Eliana Rocha analisa o plano de assassinatos contra autoridades da República
Joedson Alves/Agência Brasil

A nação brasileira está em choque com as derradeiras informações sobre a tentativa de golpe de Estado perpetrada no país no ano de 2022, e que vieram a conhecimento público pela investigação criteriosa da Polícia Federal, ao acessar os dados da nuvem dos celulares dos investigados, ironicamente conseguidos com a tecnologia israelense. A trama macabra teria seu ápice com as mortes, por envenenamento, do presidente da República, do seu vice-presidente e do Ministro do Supremo Tribunal Federal. É isso, estivemos a dois passos do precipício. Um golpe batizado de punhal verde-e-amarelo.

É essa a notícia: terroristas fardados e seus asseclas iam matar o presidente eleito legitimamente, sob o comando de um ex-presidente, que nunca fez segredo de ser contumaz propagador da ditadura militar. Um criminoso de ficha corrida.

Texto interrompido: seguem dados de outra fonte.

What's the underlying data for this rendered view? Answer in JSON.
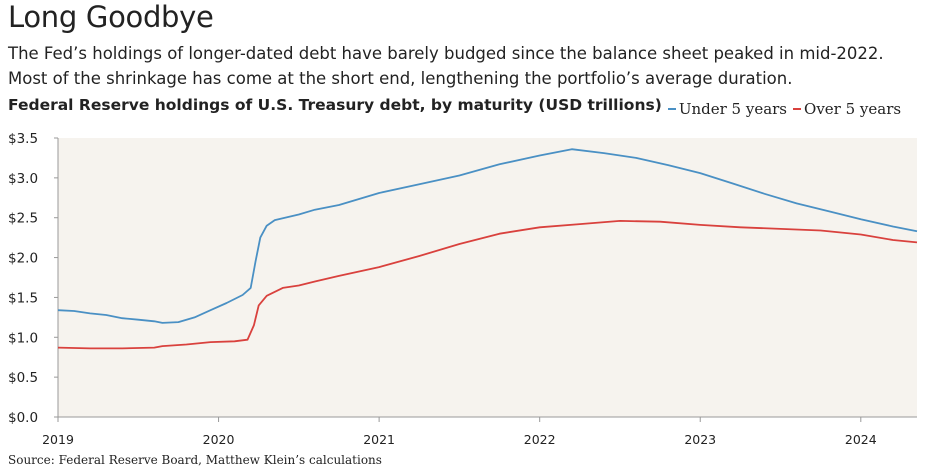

A PF encerra o inquérito e indicia 37 vis personalidades, do exército (com letras minúsculas mesmo, como no livro Os meninos da rua Paulo) a presidentes de partido político. O rito institucional que se segue é a entrega das mais de oitocentas páginas que passarão das mãos do Ministro do STF responsável pelo caso ao Procurador Geral da República. Como até os seixos que rolam nos poderes constituídos brasileiros sabem muito bem, a PGR tem historicamente um papel pífio em favor do bom funcionamento da República, pela qual deveria zelar.

A partir daí é que quero exercer um direito ao contraditório, sobre um aspecto do debate que mais enfaticamente domina a semana de 18 a 22 de novembro do ano de 2024: agora precisamos aplacar toda nossa expectativa; agora precisamos deixar que o tempo mítico da instituição se faça, à distância de qualquer fala ou comportamento que possa sugerir ou questionar celeridade no trabalho; agora faz-se necessário calarmo-nos e reconhecer humilde e humilhantemente esse direito divino e inquestionável o “tempo”. O tempo é dele. O tempo do procurador, seja ele qual for, dure o quanto durar; nós não somos como os golpistas, nós temos obrigação moral e precisamos nos submeter, sem discussão, para não parecermos indevidamente ansiosos ou talvez até parecermos antidemocráticos, por não nos ajoelharmos frente ao “tempo”.

Juristas, jornalistas, comentaristas, âncoras, especialistas de plantão soam quase em uníssono. E felizmente há aqui esse “quase”. É nele que me apego. Perplexamente

assistindo à cobertura sobre o golpe que iria matar por envenenamento o Presidente da República e toda a linha de sucessão democrática, não vamos nem pressionar por prisões preventivas? São terroristas que serão um dia julgados pelo crime de abolição do estado de direitos e outros crimes correlatos, mas nós, os simples mortais, devemos subalternamente entender (não dá para entender) que só o tempo – esse constructo teórico – livre de qualquer pressão da sociedade e sem qualquer limite de prazo, possa produzir uma denúncia consistente, uma denúncia que não deixe qualquer margem para revisão. Vamos argumentar aqui que há uma robusta estrutura a assessorar o trabalho da PGR para que além de produzir uma denúncia consistente, também o faça com a devida celeridade. Oitocentas páginas, das quais provavelmente mais da metade são de relatos já de conhecimento da PGR.

É de deixar boquiaberto o argumento de que só falta um mês para o fim do ano. E daí, é sério esse argumento? Eles iam matar por envenenamento o presidente da República e sua linha sucessória: mas o ano está acabando, como poderíamos ousar imaginar uma prioridade para esse caso? Eles iam matar o presidente da República e instalar uma ditadura aos moldes requentados do Silvio Frota.

Mas tem as festas de fim de ano, o recesso e o carnaval. Somos pacíficos, somos ordeiros, somos cabisbaixos e precisamos dar tempo ao tempo, mesmo que isso nos humilhe até o último fio de honra cívica e amor à Democracia. Precisamos ouvir quem tem juízo, e o único juízo é que o tempo, sem qualquer limite e sem qualquer pressão da mais justa indignação, é o único que pode garantir a lisura do “nosso lado”, afinal não somos iguais aos terroristas, precisamos, para além de qualquer insegurança da sociedade (afinal os terroristas continuam em ação, com bombas quentes e outras de dissonância cognitiva) garantir o devido processo legal, e este só se fará, irremediável e aprioristicamente, se atado ao critério do tempo (subjetivo e político) do procurador.

Eliana Rocha é Doutora em Políticas Públicas e Formação Humana pela Universidade do Estado do Rio de Janeiro/UERJ e autora do livro Lula: a parresía no cárcere, pela Kotter Editorial.